Ouvrez Crimes, qui d’ailleurs s’intitule La faute en allemand, notable différence. Lisez le tout premier texte, Fête communale. Une journée d’été, si chaude qu’on l’arrose copieusement, du côté de la fanfare. De braves gens, bal des pompiers, élection de Miss Vendanges, odeur d’amandes grillées, et sous une estrade, en quelques minutes, la barbarie. Soudaine, d’autant plus saisissante qu’elle est sèchement et précisément relatée, et que cette barbarie, à un coup de téléphone anonyme près, est sur le point d’être gommée, avec retour au cours ordinaire de la vie. Puis la justice s’en mêle et échoue. Deux jeunes avocats débutants en sont déniaisés. Même pas dix pages, et vous avez, en concentré, presque tout Ferdinand Von Schirach .

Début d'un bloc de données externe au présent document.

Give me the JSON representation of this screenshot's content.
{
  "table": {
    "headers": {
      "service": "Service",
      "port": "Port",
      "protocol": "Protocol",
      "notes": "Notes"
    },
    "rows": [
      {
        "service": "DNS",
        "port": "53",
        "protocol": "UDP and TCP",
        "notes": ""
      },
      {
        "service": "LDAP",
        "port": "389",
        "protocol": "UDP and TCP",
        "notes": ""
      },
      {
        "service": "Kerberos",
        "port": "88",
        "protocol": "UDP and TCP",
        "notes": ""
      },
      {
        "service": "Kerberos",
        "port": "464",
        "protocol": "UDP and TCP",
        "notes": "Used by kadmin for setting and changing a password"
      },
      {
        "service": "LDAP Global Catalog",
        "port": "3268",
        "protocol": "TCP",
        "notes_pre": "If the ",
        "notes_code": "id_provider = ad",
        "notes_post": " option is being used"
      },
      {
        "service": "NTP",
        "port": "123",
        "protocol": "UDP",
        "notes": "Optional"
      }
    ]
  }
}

La faute, les gens ordinaires, l’oubli destructeur, la barbarie qui guette. Europe, 21ème siècle naissant. Ce qui fait de lui non un avocat qui se pique de littérature – raconter tout ce que l’on doit s’interdire de dire le plus souvent , compléter l’histoire, terrible tentation – mais un véritable écrivain. Une interrogation profonde et une attention extrêmes aux fragiles de la rue, aux résurgences moyen-âgeuses dans un honnête collège, la dangereuse fièvre autour de la pédophilie, des étrangers comme privés d’histoire, un turc dont on orthographie de travers le nom, une Russe qui voudrait bien se faire une vie. Et la justice, ayant parfois l’intelligence de comprendre que l’essentiel lui échappe, ou précipitant le malheur. Le temps de cette justice, et le temps des hommes. L’émotion est empathie retenue, une matinée solitaire dans un étroit appartement toujours préférée au spectaculaire, énoncé, puis relégué.
Alors, évidemment, j’avais envie de savoir qui il est, ce Ferdinand héritier du plus sombre, neveu de juge, qui a débuté sa carrière en défendant les responsables de l’ex-RDA jugés par les magistrats de l’Allemagne réunifiée et néanmoins ouest-allemands.
On lui a posé pas mal de questions, dans son pays. Son premier livre, il y a quatre ans, Crimes ( qui reparaît en folio), fut un succès immédiat. On a mentionné, évidemment, Baldur Von Schirach, qu’il a connu au sortir de ses vingt années d’emprisonnement. Ce grand-père nazi enthousiaste de la première heure, à la tête des Jeunesses hitlériennes dont il assura l’essor et la bonne tenue idéologique, avant de se retrouver en semi-disgrâce, c'est-à-dire nommé à Vienne. Et c’est Vienne qui lui vaudra de comparaître devant le tribunal de Nuremberg, accusé de crime contre l’humanité : il fut responsable de la déportation des juifs de la ville. Il dira, au cours du procès, avoir ignoré l’extermination dans les camps, ce qui parait improbable ( l’historien François Delpla a écrit sur le sujet, je crois). Il fut aussi l’un des très rares à manifester des regrets. Baldur Von Schirach sortit de prison en 1966.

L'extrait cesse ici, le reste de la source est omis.